– А почему ко мне обращаешься?

– Обрисовал, кто главный экскурсовод. У нас и банька есть, не шикарная, но после тайги сойдет.

– Баньку Юрий Федорыч обожает.

– Первый пар профессору – по чину положено.

– Карьеру сделал. Из сапожников в начальники, – засмеялся Гена, когда остались одни, потом толкнул в бок и шепнул: – Полюбуйся, мужской стриптиз начался.

На палубу выбежал профессор без трусов и крикнул:

– Вась! Посмотри у меня в сумке деревянный крестик, а то золотой грудь обжигает, он в левом боковом кармашке должен быть.

– Видишь, какая глубокая вера, даже в баню с набором крестиков идет, а ты во время поста втихаря тушенку жрешь.

Следующим пошел мыться Василий. Профессор накинул на плечи куртку, попросил стул и пристроился на корме читать вслух Евангелие. Подошел капитан, послушал, но времени у него не было, и он кивком отозвал «главного экскурсовода».

– У нас пара хорошеньких стерлядочек есть, решили подарок гостям сделать, чтобы помнили енисейских речников. Но их на всякий случай разделать надо, дорога впереди длинная. Сам справишься или матроса прислать?

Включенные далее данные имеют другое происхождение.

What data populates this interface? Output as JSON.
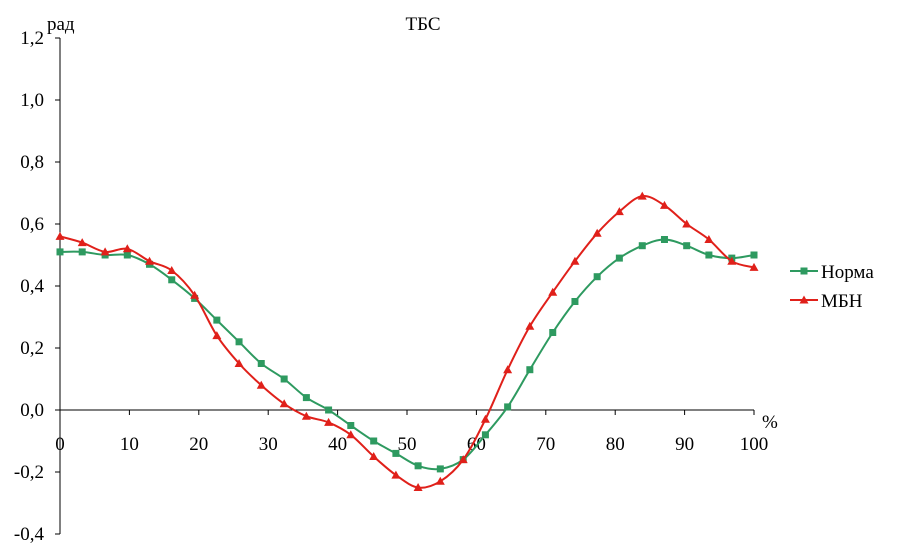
{
  "chart_data": {
    "type": "line",
    "title": "ТБС",
    "ylabel": "рад",
    "xlabel": "%",
    "xlim": [
      0,
      100
    ],
    "ylim": [
      -0.4,
      1.2
    ],
    "x_ticks": [
      0,
      10,
      20,
      30,
      40,
      50,
      60,
      70,
      80,
      90,
      100
    ],
    "x_tick_labels": [
      "0",
      "10",
      "20",
      "30",
      "40",
      "50",
      "60",
      "70",
      "80",
      "90",
      "100"
    ],
    "y_ticks": [
      -0.4,
      -0.2,
      0.0,
      0.2,
      0.4,
      0.6,
      0.8,
      1.0,
      1.2
    ],
    "y_tick_labels": [
      "-0,4",
      "-0,2",
      "0,0",
      "0,2",
      "0,4",
      "0,6",
      "0,8",
      "1,0",
      "1,2"
    ],
    "grid": false,
    "legend_position": "right",
    "series": [
      {
        "name": "Норма",
        "color": "#2e9a60",
        "marker": "square",
        "x": [
          0,
          3.2,
          6.5,
          9.7,
          12.9,
          16.1,
          19.4,
          22.6,
          25.8,
          29.0,
          32.3,
          35.5,
          38.7,
          41.9,
          45.2,
          48.4,
          51.6,
          54.8,
          58.1,
          61.3,
          64.5,
          67.7,
          71.0,
          74.2,
          77.4,
          80.6,
          83.9,
          87.1,
          90.3,
          93.5,
          96.8,
          100
        ],
        "values": [
          0.51,
          0.51,
          0.5,
          0.5,
          0.47,
          0.42,
          0.36,
          0.29,
          0.22,
          0.15,
          0.1,
          0.04,
          0.0,
          -0.05,
          -0.1,
          -0.14,
          -0.18,
          -0.19,
          -0.16,
          -0.08,
          0.01,
          0.13,
          0.25,
          0.35,
          0.43,
          0.49,
          0.53,
          0.55,
          0.53,
          0.5,
          0.49,
          0.5
        ]
      },
      {
        "name": "МБН",
        "color": "#e0201a",
        "marker": "triangle",
        "x": [
          0,
          3.2,
          6.5,
          9.7,
          12.9,
          16.1,
          19.4,
          22.6,
          25.8,
          29.0,
          32.3,
          35.5,
          38.7,
          41.9,
          45.2,
          48.4,
          51.6,
          54.8,
          58.1,
          61.3,
          64.5,
          67.7,
          71.0,
          74.2,
          77.4,
          80.6,
          83.9,
          87.1,
          90.3,
          93.5,
          96.8,
          100
        ],
        "values": [
          0.56,
          0.54,
          0.51,
          0.52,
          0.48,
          0.45,
          0.37,
          0.24,
          0.15,
          0.08,
          0.02,
          -0.02,
          -0.04,
          -0.08,
          -0.15,
          -0.21,
          -0.25,
          -0.23,
          -0.16,
          -0.03,
          0.13,
          0.27,
          0.38,
          0.48,
          0.57,
          0.64,
          0.69,
          0.66,
          0.6,
          0.55,
          0.48,
          0.46
        ]
      }
    ]
  }
}
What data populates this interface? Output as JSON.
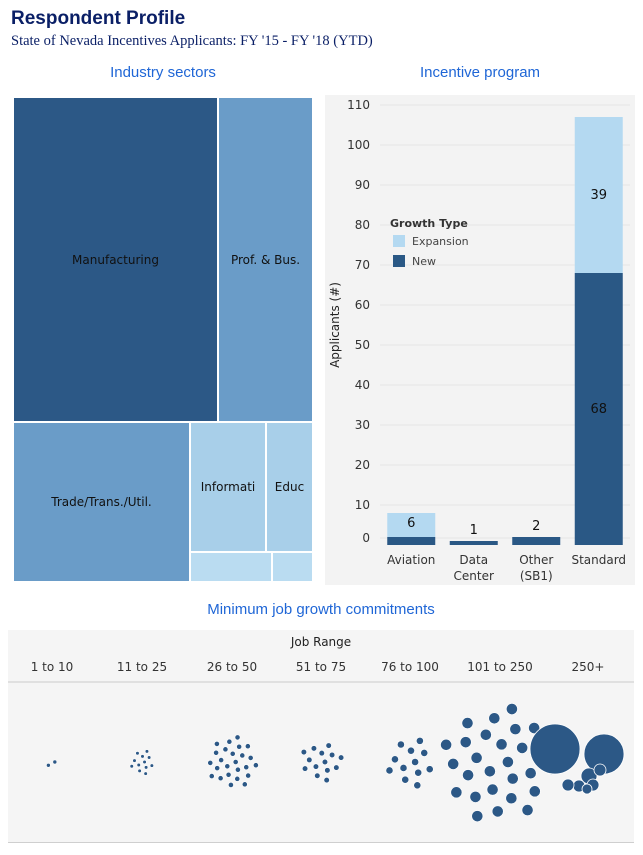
{
  "header": {
    "title": "Respondent Profile",
    "subtitle": "State of Nevada Incentives Applicants:  FY '15 - FY '18 (YTD)"
  },
  "colors": {
    "new": "#2a5885",
    "expansion": "#b4d9f1",
    "tm_dark": "#2c5886",
    "tm_mid": "#6a9cc8",
    "tm_light": "#a8cfe9",
    "tm_lighter": "#badcf1",
    "bubble": "#2c5886",
    "section_title": "#1f66d6"
  },
  "treemap": {
    "title": "Industry sectors",
    "labels": {
      "manufacturing": "Manufacturing",
      "prof_bus": "Prof. & Bus.",
      "trade": "Trade/Trans./Util.",
      "information": "Informati",
      "education": "Educ"
    }
  },
  "chart_data": [
    {
      "type": "bar",
      "stacked": true,
      "title": "Incentive program",
      "ylabel": "Applicants (#)",
      "xlabel": "",
      "ylim": [
        0,
        110
      ],
      "yticks": [
        0,
        10,
        20,
        30,
        40,
        50,
        60,
        70,
        80,
        90,
        100,
        110
      ],
      "categories": [
        "Aviation",
        "Data Center",
        "Other (SB1)",
        "Standard"
      ],
      "category_lines": [
        [
          "Aviation"
        ],
        [
          "Data",
          "Center"
        ],
        [
          "Other",
          "(SB1)"
        ],
        [
          "Standard"
        ]
      ],
      "series": [
        {
          "name": "New",
          "values": [
            2,
            1,
            2,
            68
          ]
        },
        {
          "name": "Expansion",
          "values": [
            6,
            0,
            0,
            39
          ]
        }
      ],
      "data_labels": [
        {
          "category": "Aviation",
          "series": "Expansion",
          "text": "6"
        },
        {
          "category": "Data Center",
          "series": "New",
          "text": "1",
          "position": "above"
        },
        {
          "category": "Other (SB1)",
          "series": "New",
          "text": "2",
          "position": "above"
        },
        {
          "category": "Standard",
          "series": "Expansion",
          "text": "39"
        },
        {
          "category": "Standard",
          "series": "New",
          "text": "68"
        }
      ],
      "legend": {
        "title": "Growth Type",
        "placement": "top-left",
        "items": [
          "Expansion",
          "New"
        ]
      },
      "grid": true
    },
    {
      "type": "bubble",
      "title": "Minimum job growth commitments",
      "column_header": "Job Range",
      "categories": [
        "1 to 10",
        "11 to 25",
        "26 to 50",
        "51 to 75",
        "76 to 100",
        "101 to 250",
        "250+"
      ],
      "bubble_counts": [
        2,
        12,
        25,
        14,
        12,
        28,
        8
      ]
    }
  ]
}
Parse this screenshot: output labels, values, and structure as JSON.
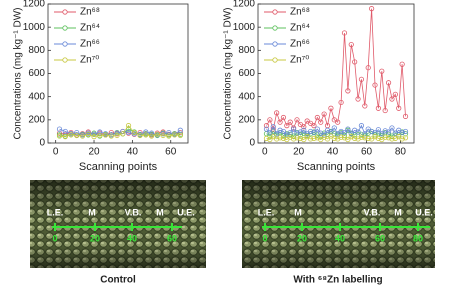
{
  "chart_data": [
    {
      "type": "line",
      "y_label": "Concentrations (mg kg⁻¹ DW)",
      "x_label": "Scanning points",
      "x": [
        2,
        5,
        8,
        11,
        14,
        17,
        20,
        23,
        26,
        29,
        32,
        35,
        38,
        41,
        44,
        47,
        50,
        53,
        56,
        59,
        62,
        65
      ],
      "series": [
        {
          "name": "Zn⁶⁸",
          "color": "#e05a6a",
          "values": [
            85,
            75,
            90,
            70,
            80,
            95,
            75,
            85,
            70,
            90,
            80,
            100,
            85,
            75,
            90,
            80,
            70,
            85,
            95,
            75,
            80,
            90
          ]
        },
        {
          "name": "Zn⁶⁴",
          "color": "#5cc05c",
          "values": [
            70,
            60,
            80,
            65,
            75,
            70,
            85,
            60,
            75,
            70,
            90,
            80,
            120,
            95,
            70,
            80,
            75,
            65,
            85,
            70,
            80,
            75
          ]
        },
        {
          "name": "Zn⁶⁶",
          "color": "#6a8ad8",
          "values": [
            120,
            100,
            80,
            90,
            70,
            85,
            75,
            95,
            80,
            70,
            85,
            100,
            90,
            80,
            75,
            95,
            85,
            70,
            80,
            90,
            75,
            110
          ]
        },
        {
          "name": "Zn⁷⁰",
          "color": "#c8c840",
          "values": [
            60,
            55,
            70,
            65,
            60,
            75,
            55,
            65,
            70,
            60,
            65,
            80,
            150,
            90,
            65,
            70,
            60,
            75,
            65,
            60,
            70,
            65
          ]
        }
      ],
      "xlim": [
        -4,
        69
      ],
      "ylim": [
        0,
        1200
      ],
      "xticks": [
        0,
        20,
        40,
        60
      ],
      "yticks": [
        0,
        200,
        400,
        600,
        800,
        1000,
        1200
      ]
    },
    {
      "type": "line",
      "y_label": "Concentrations (mg kg⁻¹ DW)",
      "x_label": "Scanning points",
      "x": [
        1,
        3,
        5,
        7,
        9,
        11,
        13,
        15,
        17,
        19,
        21,
        23,
        25,
        27,
        29,
        31,
        33,
        35,
        37,
        39,
        41,
        43,
        45,
        47,
        49,
        51,
        53,
        55,
        57,
        59,
        61,
        63,
        65,
        67,
        69,
        71,
        73,
        75,
        77,
        79,
        81,
        83
      ],
      "series": [
        {
          "name": "Zn⁶⁸",
          "color": "#e05a6a",
          "values": [
            150,
            200,
            120,
            260,
            180,
            220,
            150,
            180,
            130,
            200,
            160,
            140,
            190,
            170,
            150,
            220,
            180,
            250,
            150,
            300,
            200,
            180,
            350,
            950,
            450,
            850,
            700,
            380,
            550,
            320,
            650,
            1160,
            500,
            300,
            620,
            280,
            520,
            380,
            420,
            300,
            680,
            230
          ]
        },
        {
          "name": "Zn⁶⁴",
          "color": "#5cc05c",
          "values": [
            80,
            60,
            100,
            70,
            90,
            65,
            80,
            75,
            60,
            90,
            70,
            85,
            65,
            80,
            95,
            70,
            60,
            85,
            75,
            100,
            80,
            70,
            90,
            65,
            110,
            80,
            70,
            95,
            75,
            60,
            85,
            100,
            70,
            80,
            65,
            90,
            75,
            60,
            85,
            70,
            95,
            80
          ]
        },
        {
          "name": "Zn⁶⁶",
          "color": "#6a8ad8",
          "values": [
            120,
            90,
            140,
            80,
            110,
            100,
            70,
            90,
            120,
            85,
            95,
            110,
            80,
            100,
            90,
            120,
            85,
            70,
            110,
            95,
            130,
            80,
            100,
            90,
            120,
            85,
            110,
            95,
            150,
            80,
            120,
            100,
            90,
            115,
            80,
            105,
            95,
            130,
            85,
            110,
            90,
            100
          ]
        },
        {
          "name": "Zn⁷⁰",
          "color": "#c8c840",
          "values": [
            40,
            30,
            55,
            35,
            45,
            40,
            30,
            50,
            35,
            45,
            40,
            30,
            55,
            35,
            40,
            45,
            30,
            50,
            35,
            60,
            40,
            35,
            50,
            45,
            30,
            55,
            40,
            35,
            50,
            45,
            40,
            35,
            55,
            40,
            30,
            50,
            45,
            35,
            40,
            55,
            35,
            45
          ]
        }
      ],
      "xlim": [
        -4,
        88
      ],
      "ylim": [
        0,
        1200
      ],
      "xticks": [
        0,
        20,
        40,
        60,
        80
      ],
      "yticks": [
        0,
        200,
        400,
        600,
        800,
        1000,
        1200
      ]
    }
  ],
  "panels": [
    {
      "caption": "Control",
      "regions": [
        "L.E.",
        "M",
        "V.B.",
        "M",
        "U.E."
      ],
      "scale": [
        0,
        20,
        40,
        60
      ]
    },
    {
      "caption": "With ⁶⁸Zn labelling",
      "regions": [
        "L.E.",
        "M",
        "V.B.",
        "M",
        "U.E."
      ],
      "scale": [
        0,
        20,
        40,
        60,
        80
      ]
    }
  ]
}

– Справлюсь, дело привычное.

– Сейчас принесу, чтобы от книги тебя не отвлекать. А что за книгу он вам читает?

– Евангелие.

– Вона как! Профессор.

Капитан принес рыбу в мешке и доску. Стараясь не стучать ножом, чтобы не мешать чтению, приступил к делу. Отходы бросал за борт. Сразу же налетели чайки и устроили базар. Профессор с раздражением отложил книгу и, увидев Василия с полотенцем на плечах, крикнул:

– Тащи берданку, я им сейчас покажу.

Стрелять из тозки по мельтешащим птицам приспособиться не просто. И все-таки после пятого или шестого выстрела одна из чаек дернулась в воздухе и упала на воду, потом попыталась взлететь, но не смогла. А сестры ее продолжали свой базар.

– Попал! Молодец, Федорыч!

– Рука крепка и пальцы наши быстры. Учитесь, молодежь.

– Птичку жалко, – криво усмехнулся Гена.

На царский ужин подали стерляжью уху, малосольную осетрину и строганину из налимьей максы. Осетрина для москвичей не в новинку, пусть и в ресторанных порциях, а на катере можно не стесняться. Но больше всех восторгов досталось максе, которую пробовали впервые. Захмелевший капитан, чувствуя, что ужин удался, осмелел и приобнял профессора.

– Вы, Юрий Федорыч, передайте в свою больницу, что капитан Нестеренко умеет быть благодарным. Работа у нас нервная, от болезней никто не застрахован.

– От триппера, что ли?

– Ну, вы шутник, Юрий Федорыч! И ты, Никола, в своей администрации замолви словечко. Ежели что, всегда готов помочь.

– Никола обязательно замолвит, у него доступ к телу губернатора, – заверил Гена.

Когда вышли на воздух покурить, Василий протянул ему футляр с пилой:

– Прими, Никола, в благодарность за сапоги и особенно за «аквариум» с ленками. Незабываемое впечатление. И вообще знакомство с настоящим сибирским мужиком – это подарок судьбы. Дарю на память! – обращался к нему, а посматривал почему-то на Гену.

– Насовсем, чё ли?

– Я же сказал, дарю. Видел, с каким вожделением ты на нее смотрел и как ласково гладил.

– Спасибо! – И чуть не ляпнул, что не ожидал такой щедрости.

– Но с подругой своей на рыбалку тебя бы не пригласил – влюбится.

– У меня своя хорошая.

Свободная каюта была одна. В нее поселили гостей. Они с Геной постелили спальники в шлюпке, но ложиться не хотелось.

– Заметил, с каким аппетитом Пидорыч поглощал осетрину, забыв про пост?

– Почему Пидорыч?

– Ну, Федорыч, какая разница. Осетринка, пожалуй, скоромнее говяжьей тушенки. И как тебе стрельба по чайкам после чтения священной книги? Ханжество все это, фарисейство.